Why do some people have a problem with microlabeling?

As for those concerned that young people checking so many boxes will keep them in those boxes, Adedoja can understand that — as can Jaiden Blancaflor, 19, a Midwest-region GLSEN student council representative, activist and Ohio State University freshman, who identifies as “bisexual, transgender FTM, disabled, neurodivergent, Filipino and hard of hearing.”

“I identified as nonbinary at age 13 and built an entire social media advocacy platform around it,” Blancaflor tells Yahoo Life. And because of feeling hemmed in by that public declaration, he says, “I stuck with it until 18, even though I knew it didn’t feel right.” Finally, he announced that he was identifying as trans, and says, “It was kind of a big deal.” Still, Blancaflor has learned from that experience — and still embraces the instinct to label.

“At the end of the day, the same support systems you develop with the identities you had before are not going to change if you change your identity,” he says. “If people are mad because you changed your label, then they weren’t there for you anyway.”

Adedoja also believes that labels needn’t be constricting.

“It’s just about giving people the choice,” they say. “People can change. Gender and sexuality are fluid things, and they allow people to put their fluidity on display — if they’d like to.”

Even further, says Esmée Silverman, a GLSEN student council member serving the west region from her base as a student at Reed College in Oregon, labels can be vital for the wellbeing of queer youth. “Freedom of expression is the quintessential way of attaining happiness and reaching full potential. And the freedom to self-identify is the first step to true happiness,” she tells Yahoo Life.

That doesn’t mean she doesn’t also get why older generations might take issue with all the labels. “I’ve met exclusionists in the community who try … to restrict the letters of LGBT. They believe, [without] doing so, we’re never going to look like we have our stuff together, and that the outside community is never going to understand it.”

That often comes from a place of feeling threatened, Hammack explains. “There’s conflict because people who have grown up with certain concepts say, ‘We had to fight to be accepted to be equal, we had to fight to be recognized as not disordered people, and now you’re trying to say these identities [gay, lesbian] don’t even exist? It’s a threatening experience,” he says.

But Silverman sees it more as a reckoning — not excluding, but simply being more inclusive, and says the too-many-identities viewpoint actually “takes away from the discovery that folks at Stonewall fought for [as] a group of trans Black people who were still a fringe identity in that space," adding, "This was during ‘gay or straight’ only… We like to group things as a society… but those people at Stonewall fought for the identities that weren’t as visible.”

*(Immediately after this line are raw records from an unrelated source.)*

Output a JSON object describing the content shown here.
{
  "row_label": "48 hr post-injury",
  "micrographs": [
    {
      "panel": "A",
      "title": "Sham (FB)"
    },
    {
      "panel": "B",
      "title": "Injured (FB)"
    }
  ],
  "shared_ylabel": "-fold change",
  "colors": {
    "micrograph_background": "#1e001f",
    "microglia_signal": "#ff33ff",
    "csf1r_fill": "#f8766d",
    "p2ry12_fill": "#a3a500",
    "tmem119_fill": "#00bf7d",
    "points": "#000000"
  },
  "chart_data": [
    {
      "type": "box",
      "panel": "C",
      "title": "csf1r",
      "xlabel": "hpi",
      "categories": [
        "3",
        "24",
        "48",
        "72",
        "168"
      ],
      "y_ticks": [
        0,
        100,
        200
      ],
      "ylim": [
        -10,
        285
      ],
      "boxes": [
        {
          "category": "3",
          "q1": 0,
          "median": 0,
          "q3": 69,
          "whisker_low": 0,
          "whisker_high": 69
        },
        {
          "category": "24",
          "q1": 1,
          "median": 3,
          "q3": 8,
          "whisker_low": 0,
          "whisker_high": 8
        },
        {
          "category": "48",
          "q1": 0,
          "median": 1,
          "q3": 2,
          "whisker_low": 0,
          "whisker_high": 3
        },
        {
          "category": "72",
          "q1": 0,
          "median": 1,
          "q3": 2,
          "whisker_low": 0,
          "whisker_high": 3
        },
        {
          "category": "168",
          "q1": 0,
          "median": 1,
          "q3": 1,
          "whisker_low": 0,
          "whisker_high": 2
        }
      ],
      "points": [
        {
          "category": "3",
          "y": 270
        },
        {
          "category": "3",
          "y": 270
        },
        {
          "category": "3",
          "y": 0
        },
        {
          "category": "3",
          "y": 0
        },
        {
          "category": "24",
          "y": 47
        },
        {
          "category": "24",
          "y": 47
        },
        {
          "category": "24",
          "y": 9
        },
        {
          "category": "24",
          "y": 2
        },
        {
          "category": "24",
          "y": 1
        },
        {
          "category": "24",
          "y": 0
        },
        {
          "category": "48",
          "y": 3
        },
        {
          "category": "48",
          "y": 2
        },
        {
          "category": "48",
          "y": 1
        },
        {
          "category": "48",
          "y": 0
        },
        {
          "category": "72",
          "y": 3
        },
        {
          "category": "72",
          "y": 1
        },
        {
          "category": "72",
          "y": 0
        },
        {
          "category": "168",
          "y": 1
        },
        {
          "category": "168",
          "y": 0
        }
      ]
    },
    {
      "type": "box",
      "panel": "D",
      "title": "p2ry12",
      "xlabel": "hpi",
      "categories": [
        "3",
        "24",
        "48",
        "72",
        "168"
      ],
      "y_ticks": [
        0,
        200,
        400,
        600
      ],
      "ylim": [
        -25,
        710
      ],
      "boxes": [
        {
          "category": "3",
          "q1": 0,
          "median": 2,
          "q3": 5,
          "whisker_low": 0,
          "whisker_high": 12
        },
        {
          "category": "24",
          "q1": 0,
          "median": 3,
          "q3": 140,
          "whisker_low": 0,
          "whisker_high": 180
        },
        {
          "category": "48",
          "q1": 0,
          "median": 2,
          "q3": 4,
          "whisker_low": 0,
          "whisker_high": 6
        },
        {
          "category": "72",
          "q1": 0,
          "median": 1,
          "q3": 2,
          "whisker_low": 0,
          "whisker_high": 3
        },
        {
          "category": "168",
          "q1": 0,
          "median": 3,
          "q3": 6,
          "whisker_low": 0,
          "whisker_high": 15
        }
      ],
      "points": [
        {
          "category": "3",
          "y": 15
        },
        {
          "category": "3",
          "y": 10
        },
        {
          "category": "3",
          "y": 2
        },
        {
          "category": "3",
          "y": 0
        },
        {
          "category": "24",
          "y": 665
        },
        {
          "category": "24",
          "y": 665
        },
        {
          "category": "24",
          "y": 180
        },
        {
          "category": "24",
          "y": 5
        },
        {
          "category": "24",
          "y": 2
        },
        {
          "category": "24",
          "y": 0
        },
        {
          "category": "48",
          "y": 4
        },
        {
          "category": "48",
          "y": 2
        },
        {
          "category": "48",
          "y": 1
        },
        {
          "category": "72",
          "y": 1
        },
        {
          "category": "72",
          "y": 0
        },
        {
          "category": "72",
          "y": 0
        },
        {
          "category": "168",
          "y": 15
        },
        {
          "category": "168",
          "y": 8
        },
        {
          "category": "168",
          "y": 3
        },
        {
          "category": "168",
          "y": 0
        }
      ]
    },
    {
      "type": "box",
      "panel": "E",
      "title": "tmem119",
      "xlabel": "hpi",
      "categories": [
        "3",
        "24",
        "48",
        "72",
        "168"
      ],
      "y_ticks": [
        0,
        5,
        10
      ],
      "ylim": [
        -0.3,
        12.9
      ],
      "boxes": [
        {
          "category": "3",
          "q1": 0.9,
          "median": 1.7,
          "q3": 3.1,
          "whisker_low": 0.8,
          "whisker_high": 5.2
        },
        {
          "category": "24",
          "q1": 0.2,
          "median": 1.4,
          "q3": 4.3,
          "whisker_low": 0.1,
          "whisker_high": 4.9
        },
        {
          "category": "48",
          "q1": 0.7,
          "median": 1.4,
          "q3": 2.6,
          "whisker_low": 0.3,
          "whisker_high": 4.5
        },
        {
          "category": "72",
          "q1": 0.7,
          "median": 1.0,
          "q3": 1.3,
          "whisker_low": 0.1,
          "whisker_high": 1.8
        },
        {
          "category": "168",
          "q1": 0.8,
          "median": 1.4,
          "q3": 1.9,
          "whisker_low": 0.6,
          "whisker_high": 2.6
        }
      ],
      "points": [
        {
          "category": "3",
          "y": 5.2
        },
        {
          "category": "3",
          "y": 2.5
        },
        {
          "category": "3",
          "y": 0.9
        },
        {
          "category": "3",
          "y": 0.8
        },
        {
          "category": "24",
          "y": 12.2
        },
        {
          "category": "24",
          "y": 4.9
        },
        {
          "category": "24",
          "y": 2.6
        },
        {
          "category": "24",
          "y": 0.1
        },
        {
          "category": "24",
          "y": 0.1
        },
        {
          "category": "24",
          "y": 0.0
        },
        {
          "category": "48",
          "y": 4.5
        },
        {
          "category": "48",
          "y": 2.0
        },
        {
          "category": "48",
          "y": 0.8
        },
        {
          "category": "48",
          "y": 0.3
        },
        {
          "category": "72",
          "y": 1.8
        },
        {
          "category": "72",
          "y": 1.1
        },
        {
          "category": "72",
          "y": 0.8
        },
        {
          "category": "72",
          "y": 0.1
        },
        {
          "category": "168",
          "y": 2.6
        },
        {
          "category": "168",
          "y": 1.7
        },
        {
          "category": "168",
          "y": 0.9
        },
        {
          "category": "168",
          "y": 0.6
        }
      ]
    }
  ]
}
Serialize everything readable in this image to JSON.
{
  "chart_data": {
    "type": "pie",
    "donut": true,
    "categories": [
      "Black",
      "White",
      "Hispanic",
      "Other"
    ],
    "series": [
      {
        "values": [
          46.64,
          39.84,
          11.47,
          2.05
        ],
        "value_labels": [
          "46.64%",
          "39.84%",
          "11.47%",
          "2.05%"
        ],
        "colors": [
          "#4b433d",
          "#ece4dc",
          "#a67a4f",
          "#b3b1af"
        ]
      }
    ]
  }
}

Now, labels have many uses, especially on social media, as being able “to categorize ourselves” makes it easier to explain one’s identity to others, and having such specific language makes it easier for people to understand themselves, Silverman says. There is also the benefit it can have in the dating world, notes Silverman, a queer activist and educator who identifies as “a panromantic, polyamorous transgender female” and is “on the autism spectrum.” She adds: “It makes dating much simpler when you know someone is ‘panromantic’ or ‘lesbian’ rather than a ‘member of queer community.’”

The young activist says she’s witnessed the power of labeling, beyond what it means to her. “I grew up in the age of microidentitites … and facilitated hundreds of [support group] discussions around it,” Silverman says. Even she learned a new label recently — “stargender,” apparently a star-based, beyond-comprehension gender identity — and says she found it poignant, noting, “To see someone brave enough to share their authentic self to a crowd of people who have never heard that word before? It’s remarkable.”